Les rapports d’ECAP établis par les mères révélaient les étapes suivantes dans le comportement oro-moteur. Le premier jour de mise au sein (nous avons des données pour 36 enfants pour ce jour), un comportement de fouissement a été noté chez presque tous les enfants, 34 sur 36, et ce comportement était évident chez les deux tiers d’entre eux. La plupart des enfants sont restés peu de temps au sein, quelques minutes à chaque fois. Des mouvements de succion ont été constatés chez la plupart des enfants, mouvements de succion uniques ou en courtes salves. Les 3 enfants pour lesquels la mère a rapporté qu’il n’avait pas eu de mouvements de succion avaient un âge gestationnel de 33 à 35 semaines, et ils n’étaient donc pas les bébés les plus immatures. Des mouvements de déglutition ont été perçus chez seulement quelques enfants nés à 31 semaines ou plus.

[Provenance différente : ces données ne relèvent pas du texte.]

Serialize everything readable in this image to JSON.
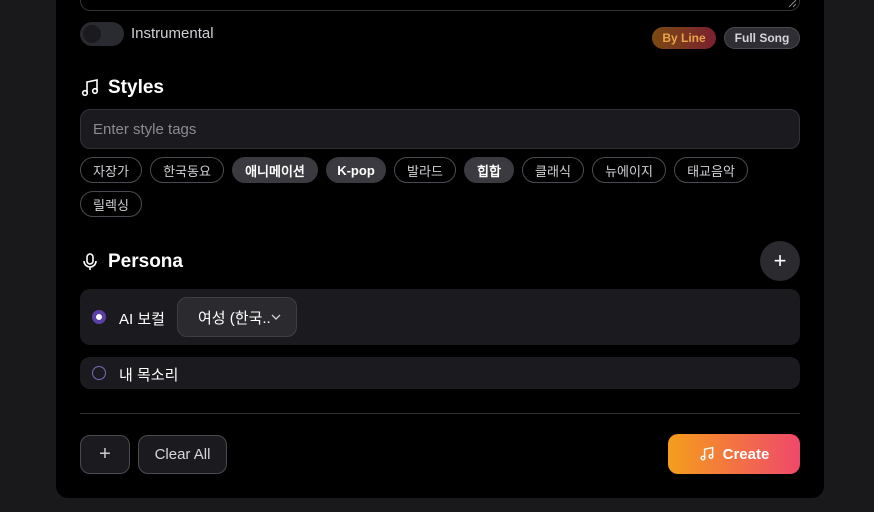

Quand nous regardons de plus près l’âge gestationnel le plus précoce auquel on peut observer l’émergence d’un comportement oro-moteur efficace, nous constatons un comportement de fouissement patent, une prise aréolaire efficace et un temps passé au sein plus ou moins long à 28 semaines, des déglutitions répétées à 31 semaines, et des salves de mouvements de succion répétées, longues et très longues avec 30 mouvements de succion consécutifs ou plus à partir de 32 semaines.

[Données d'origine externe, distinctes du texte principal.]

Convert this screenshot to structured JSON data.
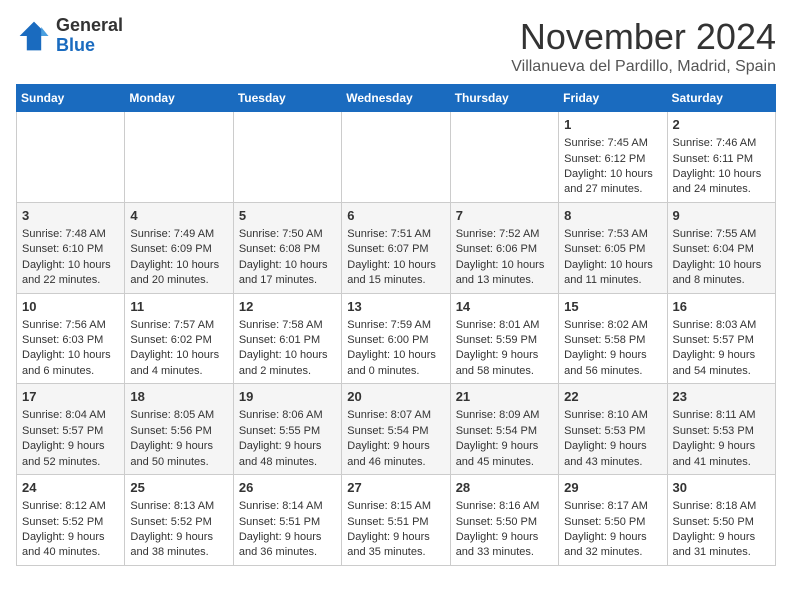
{
  "header": {
    "logo_line1": "General",
    "logo_line2": "Blue",
    "month_title": "November 2024",
    "location": "Villanueva del Pardillo, Madrid, Spain"
  },
  "days_of_week": [
    "Sunday",
    "Monday",
    "Tuesday",
    "Wednesday",
    "Thursday",
    "Friday",
    "Saturday"
  ],
  "weeks": [
    [
      {
        "day": "",
        "info": ""
      },
      {
        "day": "",
        "info": ""
      },
      {
        "day": "",
        "info": ""
      },
      {
        "day": "",
        "info": ""
      },
      {
        "day": "",
        "info": ""
      },
      {
        "day": "1",
        "info": "Sunrise: 7:45 AM\nSunset: 6:12 PM\nDaylight: 10 hours and 27 minutes."
      },
      {
        "day": "2",
        "info": "Sunrise: 7:46 AM\nSunset: 6:11 PM\nDaylight: 10 hours and 24 minutes."
      }
    ],
    [
      {
        "day": "3",
        "info": "Sunrise: 7:48 AM\nSunset: 6:10 PM\nDaylight: 10 hours and 22 minutes."
      },
      {
        "day": "4",
        "info": "Sunrise: 7:49 AM\nSunset: 6:09 PM\nDaylight: 10 hours and 20 minutes."
      },
      {
        "day": "5",
        "info": "Sunrise: 7:50 AM\nSunset: 6:08 PM\nDaylight: 10 hours and 17 minutes."
      },
      {
        "day": "6",
        "info": "Sunrise: 7:51 AM\nSunset: 6:07 PM\nDaylight: 10 hours and 15 minutes."
      },
      {
        "day": "7",
        "info": "Sunrise: 7:52 AM\nSunset: 6:06 PM\nDaylight: 10 hours and 13 minutes."
      },
      {
        "day": "8",
        "info": "Sunrise: 7:53 AM\nSunset: 6:05 PM\nDaylight: 10 hours and 11 minutes."
      },
      {
        "day": "9",
        "info": "Sunrise: 7:55 AM\nSunset: 6:04 PM\nDaylight: 10 hours and 8 minutes."
      }
    ],
    [
      {
        "day": "10",
        "info": "Sunrise: 7:56 AM\nSunset: 6:03 PM\nDaylight: 10 hours and 6 minutes."
      },
      {
        "day": "11",
        "info": "Sunrise: 7:57 AM\nSunset: 6:02 PM\nDaylight: 10 hours and 4 minutes."
      },
      {
        "day": "12",
        "info": "Sunrise: 7:58 AM\nSunset: 6:01 PM\nDaylight: 10 hours and 2 minutes."
      },
      {
        "day": "13",
        "info": "Sunrise: 7:59 AM\nSunset: 6:00 PM\nDaylight: 10 hours and 0 minutes."
      },
      {
        "day": "14",
        "info": "Sunrise: 8:01 AM\nSunset: 5:59 PM\nDaylight: 9 hours and 58 minutes."
      },
      {
        "day": "15",
        "info": "Sunrise: 8:02 AM\nSunset: 5:58 PM\nDaylight: 9 hours and 56 minutes."
      },
      {
        "day": "16",
        "info": "Sunrise: 8:03 AM\nSunset: 5:57 PM\nDaylight: 9 hours and 54 minutes."
      }
    ],
    [
      {
        "day": "17",
        "info": "Sunrise: 8:04 AM\nSunset: 5:57 PM\nDaylight: 9 hours and 52 minutes."
      },
      {
        "day": "18",
        "info": "Sunrise: 8:05 AM\nSunset: 5:56 PM\nDaylight: 9 hours and 50 minutes."
      },
      {
        "day": "19",
        "info": "Sunrise: 8:06 AM\nSunset: 5:55 PM\nDaylight: 9 hours and 48 minutes."
      },
      {
        "day": "20",
        "info": "Sunrise: 8:07 AM\nSunset: 5:54 PM\nDaylight: 9 hours and 46 minutes."
      },
      {
        "day": "21",
        "info": "Sunrise: 8:09 AM\nSunset: 5:54 PM\nDaylight: 9 hours and 45 minutes."
      },
      {
        "day": "22",
        "info": "Sunrise: 8:10 AM\nSunset: 5:53 PM\nDaylight: 9 hours and 43 minutes."
      },
      {
        "day": "23",
        "info": "Sunrise: 8:11 AM\nSunset: 5:53 PM\nDaylight: 9 hours and 41 minutes."
      }
    ],
    [
      {
        "day": "24",
        "info": "Sunrise: 8:12 AM\nSunset: 5:52 PM\nDaylight: 9 hours and 40 minutes."
      },
      {
        "day": "25",
        "info": "Sunrise: 8:13 AM\nSunset: 5:52 PM\nDaylight: 9 hours and 38 minutes."
      },
      {
        "day": "26",
        "info": "Sunrise: 8:14 AM\nSunset: 5:51 PM\nDaylight: 9 hours and 36 minutes."
      },
      {
        "day": "27",
        "info": "Sunrise: 8:15 AM\nSunset: 5:51 PM\nDaylight: 9 hours and 35 minutes."
      },
      {
        "day": "28",
        "info": "Sunrise: 8:16 AM\nSunset: 5:50 PM\nDaylight: 9 hours and 33 minutes."
      },
      {
        "day": "29",
        "info": "Sunrise: 8:17 AM\nSunset: 5:50 PM\nDaylight: 9 hours and 32 minutes."
      },
      {
        "day": "30",
        "info": "Sunrise: 8:18 AM\nSunset: 5:50 PM\nDaylight: 9 hours and 31 minutes."
      }
    ]
  ]
}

Nous avons aussi évalué les étapes dans l’absorption de lait, en terme de pourcentage du volume quotidien requis. 20 % de ce volume était pris au sein à partir de 32 semaines, et tous les autres pourcentages, 50 %, 80 % et l’allaitement exclusif étaient réalisés à partir de 33 semaines.
Le taux d’allaitement à la sortie de l’hôpital pour la totalité du groupe étudié était de 80 % d’allaitement complet, 14 % d’allaitement partiel, et donc 6 % d’enfants qui n’étaient pas allaités. Soit une prévalence totale de l’allaitement de 94 %. Nous avons aussi noté que, chez les enfants qui sortaient en étant totalement allaités, la quantité de lait absorbée à chaque tétée était hautement variable. Certains enfants ne prenaient jamais plus d’un maximum de 40 ml à la fois, tandis que d’autres enfants étaient capables de prendre jusqu’à 90 ml en une seule tétée.
Nous avons aussi utilisé un électromyographe pour examiner de plus près le comportement de succion des prématurés. Vous voyez ici un enfant de 33 semaines d’âge gestationnel, né depuis 17 jours, qui a des salves de succion répétées courtes et occasionnellement longues, et une succion d’une forte intensité. Les pics qui ne sont pas droits représentent d’autres mouvements oraux que la succion : des mouvements de la langue, des lèvres et des mâchoires que l’on peut décrire comme un comportement d’expérimentation, signe d’un développement oro-moteur immature. Vous voyez aussi des pauses plutôt longues entre les salves de succion.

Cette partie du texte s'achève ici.